5.2.- Der Kläger behauptet keine Gefährdung des Nachlasses durch Entwertung oder Verlust, sondern bringt dazu nur allgemeine Ausführungen vor. Die Ausweisung würde auch nicht der Wiederherstellung des ursprünglichen Zustands dienen, da sich die Beklagte den Besitz an der Wohnung gerade nicht eigenmächtig oder gegen den Willen des Erblassers verschafft hat. Deshalb kann die Ausweisung unter den gegebenen Umständen - selbst wenn sie im Interesse des Nachlasses liegen würde - nicht als eine im Rahmen der Verwaltungs- und Verfügungsbefugnisse eines Erbschaftsverwalters liegende Handlung qualifiziert werden.
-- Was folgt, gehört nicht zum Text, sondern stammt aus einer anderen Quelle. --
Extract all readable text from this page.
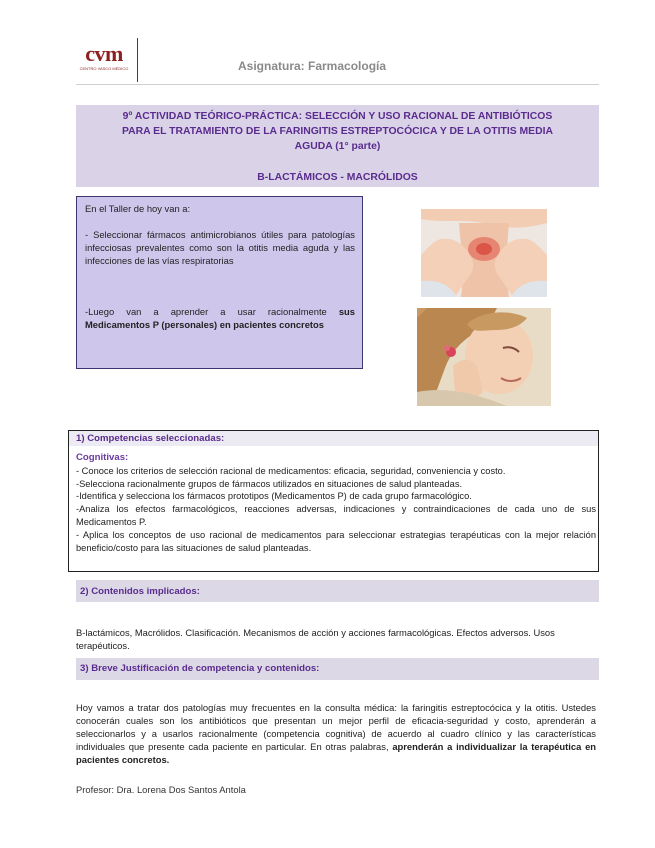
cvm
CENTRO VASCO MÉDICO	Asignatura: Farmacología
9º ACTIVIDAD TEÓRICO-PRÁCTICA: SELECCIÓN Y USO RACIONAL DE ANTIBIÓTICOS
PARA EL TRATAMIENTO DE LA FARINGITIS ESTREPTOCÓCICA Y DE LA OTITIS MEDIA
AGUDA (1° parte)
B-LACTÁMICOS - MACRÓLIDOS
En el Taller de hoy van a:
- Seleccionar fármacos antimicrobianos útiles para patologías infecciosas prevalentes como son la otitis media aguda y las infecciones de las vías respiratorias
-Luego van a aprender a usar racionalmente sus Medicamentos P (personales) en pacientes concretos
1) Competencias seleccionadas:
Cognitivas:
- Conoce los criterios de selección racional de medicamentos: eficacia, seguridad, conveniencia y costo.
-Selecciona racionalmente grupos de fármacos utilizados en situaciones de salud planteadas.
-Identifica y selecciona los fármacos prototipos (Medicamentos P) de cada grupo farmacológico.
-Analiza los efectos farmacológicos, reacciones adversas, indicaciones y contraindicaciones de cada uno de sus Medicamentos P.
- Aplica los conceptos de uso racional de medicamentos para seleccionar estrategias terapéuticas con la mejor relación beneficio/costo para las situaciones de salud planteadas.
2) Contenidos implicados:
B-lactámicos, Macrólidos. Clasificación. Mecanismos de acción y acciones farmacológicas. Efectos adversos. Usos terapéuticos.
3) Breve Justificación de competencia y contenidos:
Hoy vamos a tratar dos patologías muy frecuentes en la consulta médica: la faringitis estreptocócica y la otitis. Ustedes conocerán cuales son los antibióticos que presentan un mejor perfil de eficacia-seguridad y costo, aprenderán a seleccionarlos y a usarlos racionalmente (competencia cognitiva) de acuerdo al cuadro clínico y las características individuales que presente cada paciente en particular. En otras palabras, aprenderán a individualizar la terapéutica en pacientes concretos.
Profesor: Dra. Lorena Dos Santos Antola
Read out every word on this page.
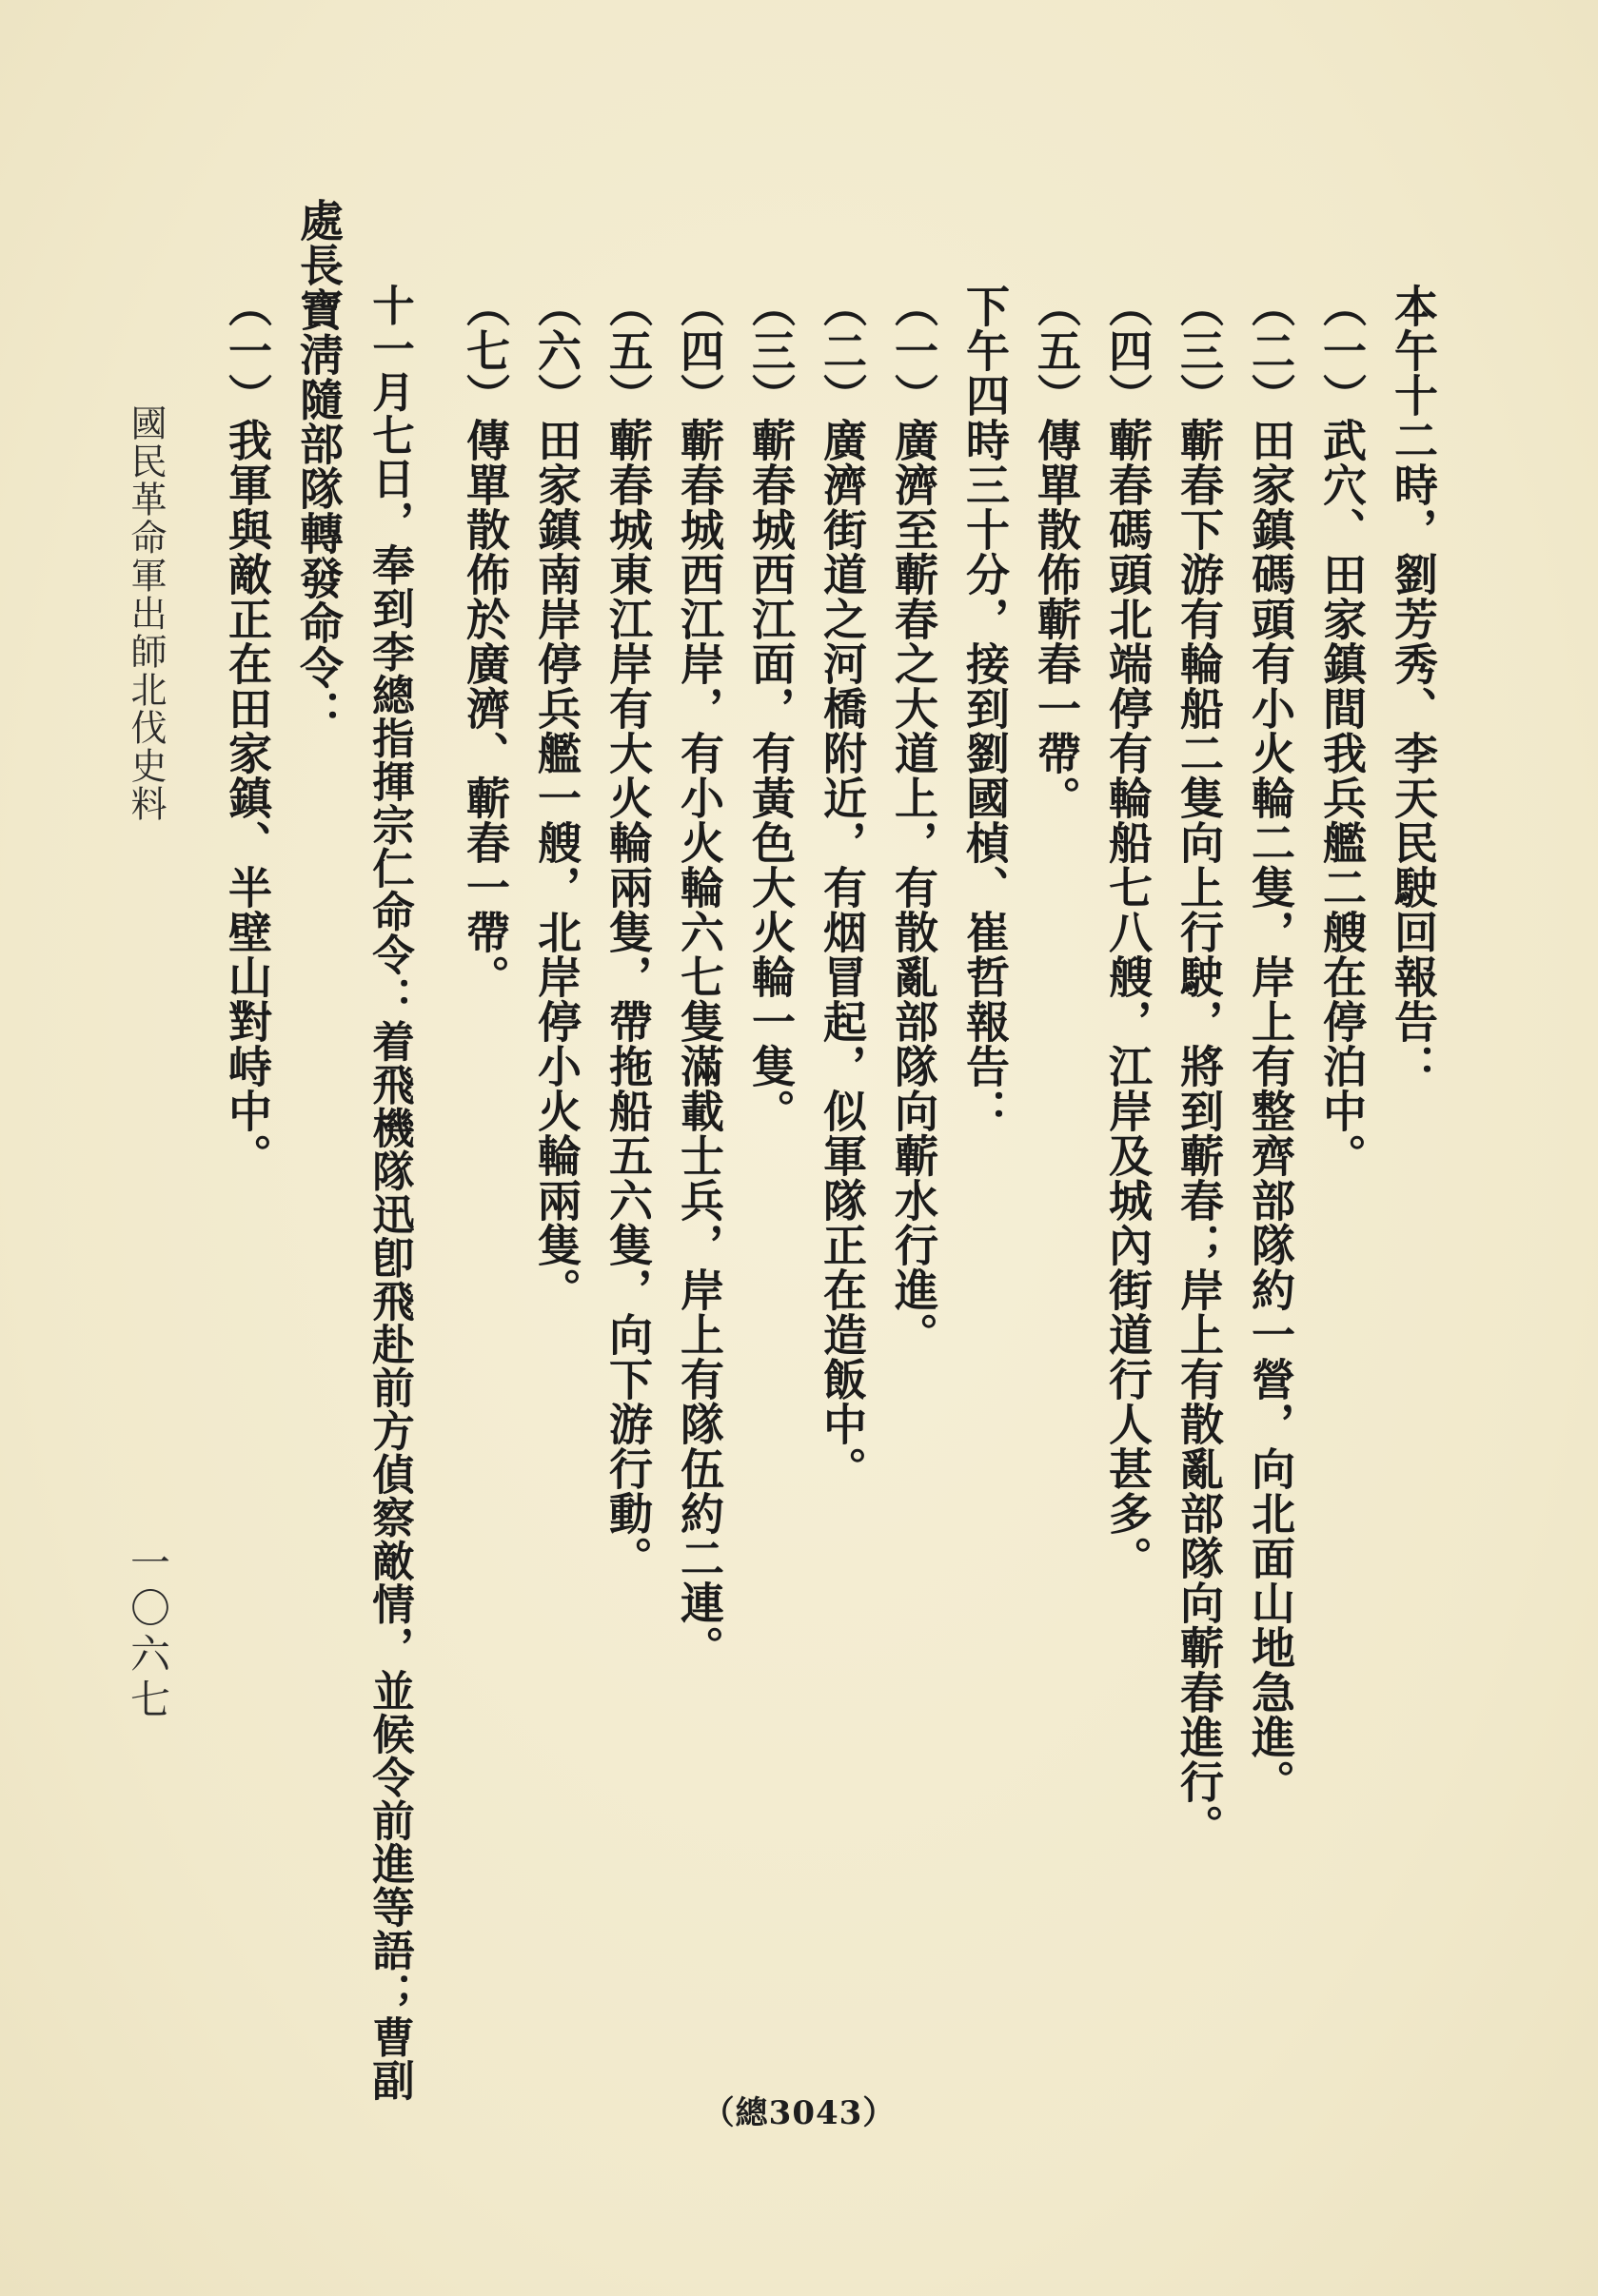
本午十二時，劉芳秀、李天民駛回報告：
（一）武穴、田家鎮間我兵艦二艘在停泊中。
（二）田家鎮碼頭有小火輪二隻，岸上有整齊部隊約一營，向北面山地急進。
（三）蘄春下游有輪船二隻向上行駛，將到蘄春；岸上有散亂部隊向蘄春進行。
（四）蘄春碼頭北端停有輪船七八艘，江岸及城內街道行人甚多。
（五）傳單散佈蘄春一帶。
下午四時三十分，接到劉國楨、崔哲報告：
（一）廣濟至蘄春之大道上，有散亂部隊向蘄水行進。
（二）廣濟街道之河橋附近，有烟冒起，似軍隊正在造飯中。
（三）蘄春城西江面，有黃色大火輪一隻。
（四）蘄春城西江岸，有小火輪六七隻滿載士兵，岸上有隊伍約二連。
（五）蘄春城東江岸有大火輪兩隻，帶拖船五六隻，向下游行動。
（六）田家鎮南岸停兵艦一艘，北岸停小火輪兩隻。
（七）傳單散佈於廣濟、蘄春一帶。
十一月七日，奉到李總指揮宗仁命令：着飛機隊迅卽飛赴前方偵察敵情，並候令前進等語；曹副
處長寶淸隨部隊轉發命令：
（一）我軍與敵正在田家鎮、半壁山對峙中。
國民革命軍出師北伐史料
一〇六七
（總3043）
5.3.- Nach dem Gesagten konnte der Kläger den Gebrauchsleihevertrag nicht auflösen. Der Rekurs ist deshalb gutzuheissen und das Ausweisungsgesuch abzuweisen.



I. Kammer, 14. September 2009 (11 09 113).



(Das Bundesgericht ist auf die dagegen erhobene Beschwerde am 2. Februar 2010 nicht eingetreten [5A_717/2009].)